You might also consider writing a message on one or more of your bottles. You can include a blessing, a prayer or a special request. A thank you to the spirits of your garden or whatever Divine spirit is in your life.
You can even create and decorate a bottle with a specific problem or block you have going on in your life to ward off problems with that specific issue. As you make this special bottle, imagine the problem or issue moving inside the bottle and getting trapped where it will be dispersed the next morning in the sun light. The visualization with help energize the bottle to attract the negative energies associated with it.
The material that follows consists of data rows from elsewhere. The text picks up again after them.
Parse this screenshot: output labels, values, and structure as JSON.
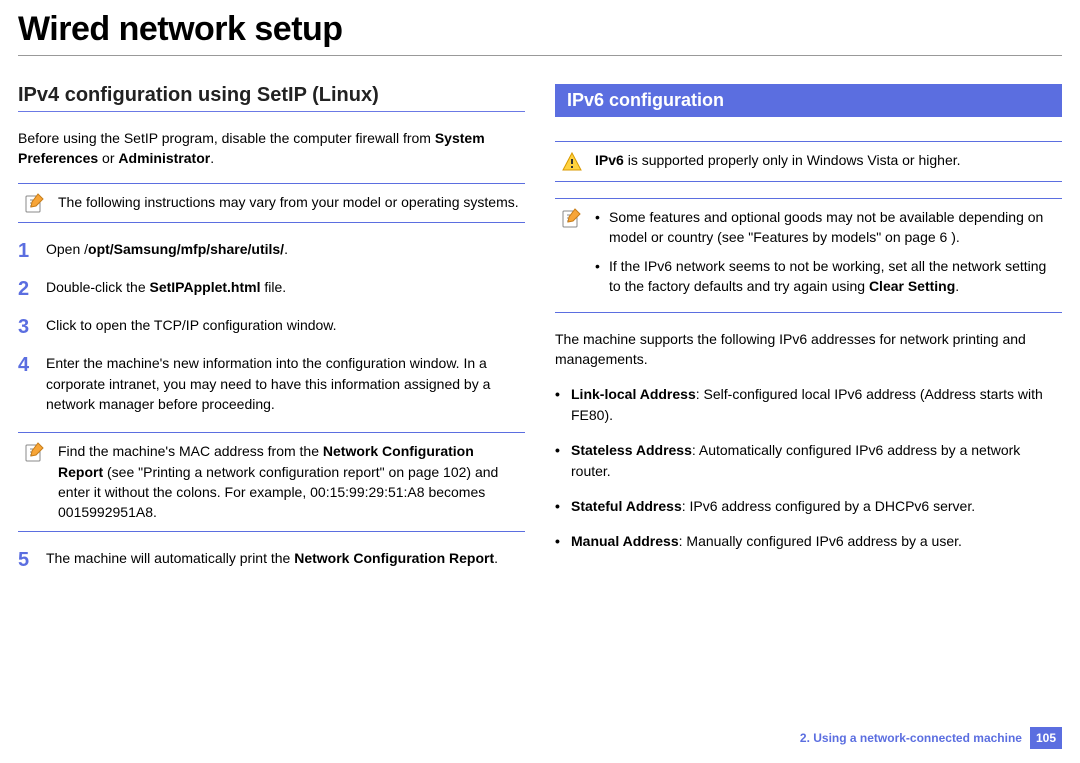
{
  "title": "Wired network setup",
  "left": {
    "heading": "IPv4 configuration using SetIP (Linux)",
    "intro_pre": "Before using the SetIP program, disable the computer firewall from ",
    "intro_b1": "System Preferences",
    "intro_or": " or ",
    "intro_b2": "Administrator",
    "intro_end": ".",
    "note1": "The following instructions may vary from your model or operating systems.",
    "step1_pre": "Open /",
    "step1_b": "opt/Samsung/mfp/share/utils/",
    "step1_end": ".",
    "step2_pre": "Double-click the ",
    "step2_b": "SetIPApplet.html",
    "step2_end": " file.",
    "step3": "Click to open the TCP/IP configuration window.",
    "step4": "Enter the machine's new information into the configuration window. In a corporate intranet, you may need to have this information assigned by a network manager before proceeding.",
    "note2_pre": "Find the machine's MAC address from the ",
    "note2_b": "Network Configuration Report",
    "note2_post": " (see \"Printing a network configuration report\" on page 102) and enter it without the colons. For example, 00:15:99:29:51:A8 becomes 0015992951A8.",
    "step5_pre": "The machine will automatically print the ",
    "step5_b": "Network Configuration Report",
    "step5_end": "."
  },
  "right": {
    "banner": "IPv6 configuration",
    "warn_b": "IPv6",
    "warn_text": " is supported properly only in Windows Vista or higher.",
    "note_li1": "Some features and optional goods may not be available depending on model or country (see \"Features by models\" on page 6 ).",
    "note_li2_pre": "If the IPv6 network seems to not be working, set all the network setting to the factory defaults and try again using ",
    "note_li2_b": "Clear Setting",
    "note_li2_end": ".",
    "para": "The machine supports the following IPv6 addresses for network printing and managements.",
    "b1_b": "Link-local Address",
    "b1_t": ": Self-configured local IPv6 address (Address starts with FE80).",
    "b2_b": "Stateless Address",
    "b2_t": ": Automatically configured IPv6 address by a network router.",
    "b3_b": "Stateful Address",
    "b3_t": ": IPv6 address configured by a DHCPv6 server.",
    "b4_b": "Manual Address",
    "b4_t": ": Manually configured IPv6 address by a user."
  },
  "footer": {
    "chapter": "2.  Using a network-connected machine",
    "page": "105"
  }
}
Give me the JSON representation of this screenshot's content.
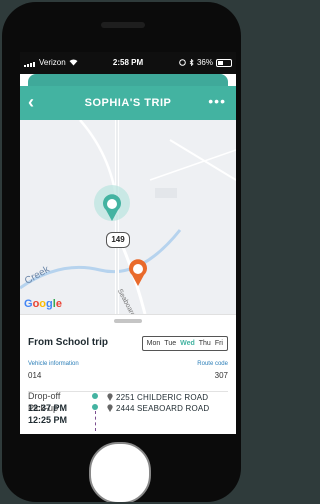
{
  "status_bar": {
    "carrier": "Verizon",
    "time": "2:58 PM",
    "battery": "36%",
    "icons": [
      "signal-bars-icon",
      "wifi-icon",
      "alarm-icon",
      "bluetooth-icon",
      "battery-icon"
    ]
  },
  "header": {
    "title": "SOPHIA'S TRIP",
    "back_icon": "chevron-left-icon",
    "more_icon": "more-horizontal-icon",
    "color": "#43b3a1"
  },
  "map": {
    "route_shield": "149",
    "water_label": "Creek",
    "road_label": "Seaboard Road",
    "attribution": "Google",
    "markers": [
      "school-marker-icon",
      "school-marker-icon"
    ]
  },
  "trip": {
    "name": "From School trip",
    "days": [
      "Mon",
      "Tue",
      "Wed",
      "Thu",
      "Fri"
    ],
    "active_day": "Wed",
    "vehicle_label": "Vehicle information",
    "vehicle_value": "014",
    "route_label": "Route code",
    "route_value": "307"
  },
  "stops": [
    {
      "label": "Pick-up",
      "time": "12:25 PM",
      "address": "2444 SEABOARD ROAD"
    },
    {
      "label": "Drop-off",
      "time": "12:37 PM",
      "address": "2251 CHILDERIC ROAD"
    }
  ]
}
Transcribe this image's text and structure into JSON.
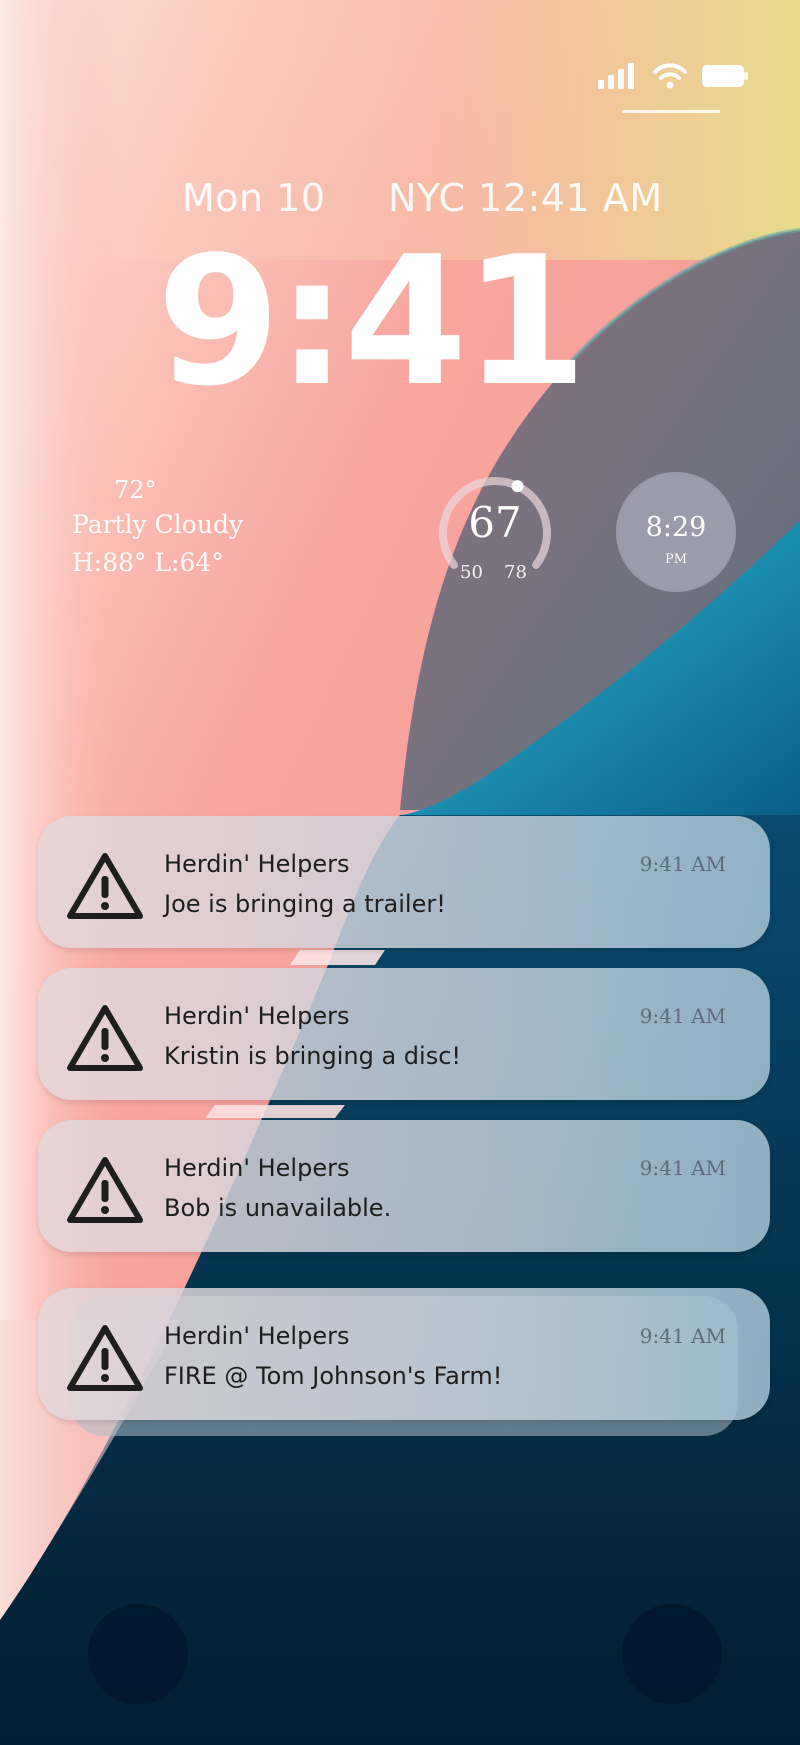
{
  "colors": {
    "pink": "#f6a1a0",
    "navy": "#06324f",
    "teal": "#1c92b4",
    "notification_text": "#1e1e1e",
    "notification_time": "#5c6b77"
  },
  "status_bar": {
    "icons": [
      "cellular-signal-icon",
      "wifi-icon",
      "battery-icon"
    ]
  },
  "lock_screen": {
    "date": "Mon 10",
    "world_clock": "NYC 12:41 AM",
    "time": "9:41"
  },
  "widgets": {
    "weather": {
      "temp": "72°",
      "condition": "Partly Cloudy",
      "high_low": "H:88° L:64°"
    },
    "temperature_gauge": {
      "value": "67",
      "min": "50",
      "max": "78",
      "level": 0.6
    },
    "clock": {
      "time": "8:29",
      "ampm": "PM"
    }
  },
  "notifications": [
    {
      "app": "Herdin' Helpers",
      "message": "Joe is bringing a trailer!",
      "time": "9:41 AM",
      "icon": "warning-icon"
    },
    {
      "app": "Herdin' Helpers",
      "message": "Kristin is bringing a disc!",
      "time": "9:41 AM",
      "icon": "warning-icon"
    },
    {
      "app": "Herdin' Helpers",
      "message": "Bob is unavailable.",
      "time": "9:41 AM",
      "icon": "warning-icon"
    },
    {
      "app": "Herdin' Helpers",
      "message": "FIRE @ Tom Johnson's Farm!",
      "time": "9:41 AM",
      "icon": "warning-icon"
    }
  ]
}
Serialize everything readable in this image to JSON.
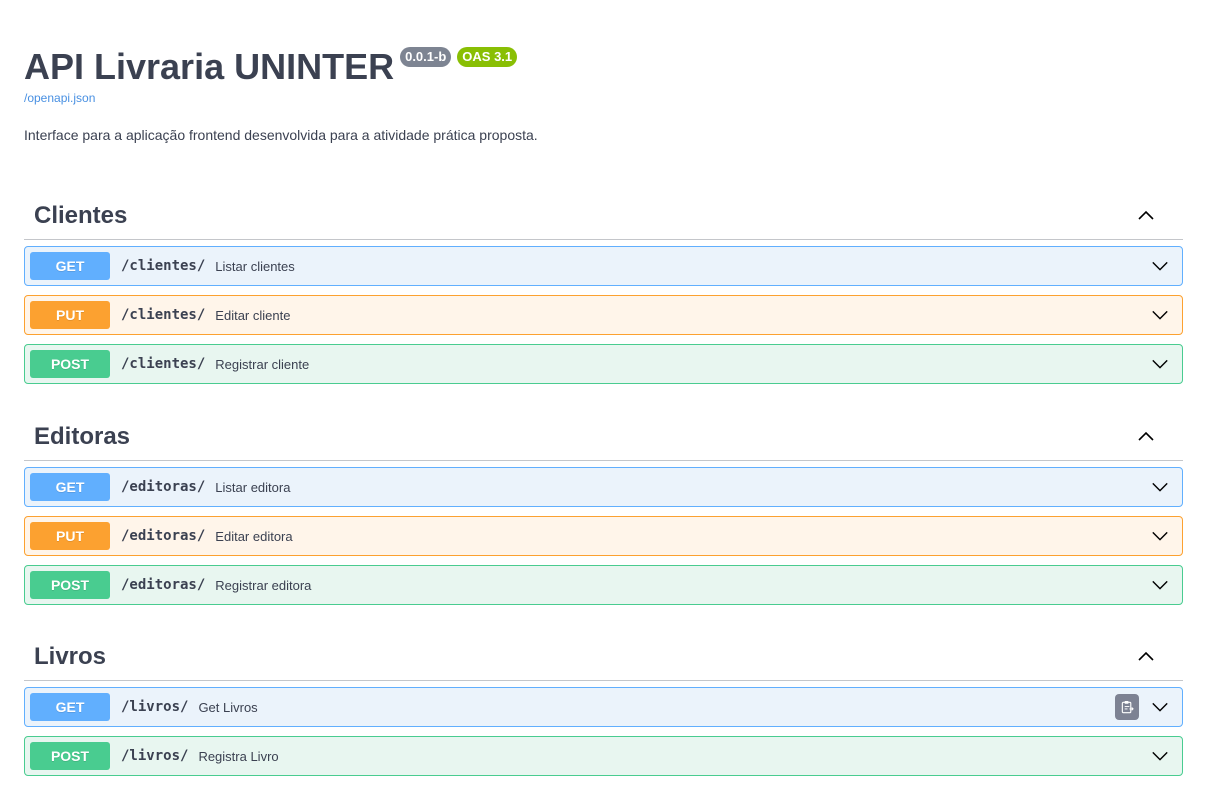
{
  "info": {
    "title": "API Livraria UNINTER",
    "version": "0.0.1-b",
    "oas": "OAS 3.1",
    "spec_link": "/openapi.json",
    "description": "Interface para a aplicação frontend desenvolvida para a atividade prática proposta."
  },
  "tags": [
    {
      "name": "Clientes",
      "operations": [
        {
          "method": "GET",
          "path": "/clientes/",
          "summary": "Listar clientes"
        },
        {
          "method": "PUT",
          "path": "/clientes/",
          "summary": "Editar cliente"
        },
        {
          "method": "POST",
          "path": "/clientes/",
          "summary": "Registrar cliente"
        }
      ]
    },
    {
      "name": "Editoras",
      "operations": [
        {
          "method": "GET",
          "path": "/editoras/",
          "summary": "Listar editora"
        },
        {
          "method": "PUT",
          "path": "/editoras/",
          "summary": "Editar editora"
        },
        {
          "method": "POST",
          "path": "/editoras/",
          "summary": "Registrar editora"
        }
      ]
    },
    {
      "name": "Livros",
      "operations": [
        {
          "method": "GET",
          "path": "/livros/",
          "summary": "Get Livros"
        },
        {
          "method": "POST",
          "path": "/livros/",
          "summary": "Registra Livro"
        }
      ]
    }
  ],
  "colors": {
    "get": "#61affe",
    "put": "#fca130",
    "post": "#49cc90",
    "version_badge": "#7d8492",
    "oas_badge": "#89bf04",
    "link": "#4990e2"
  },
  "icons": {
    "tag_toggle": "chevron-up-icon",
    "op_toggle": "chevron-down-icon",
    "copy": "clipboard-copy-icon"
  }
}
Say a prayer over that bottle to emphasis it’s intent when you hang it in your tree and leave it there for at least 3 days and up to 3 months. If the issue still persists after 3 months, take the bottle down. Wash and clean it, inside and out. Then redecorate it with new items that represent the issue. This time, choose your words carefully and write on the bottle with a washable marker. You don’t want to use a permanent marker; that may make the issue permanent. Once the issue has been resolved, make sure you take this special bottle down and clean it to fully rid your life of the issue. You might even consider taking it to a glass recycling center to be destroyed and reused.
Have fun making your bottle tree. Be creative and decorate it to fit your personality if you’d like to make it extra special. It’s a wonderful tradition that can brighten up any garden, yard, or patio.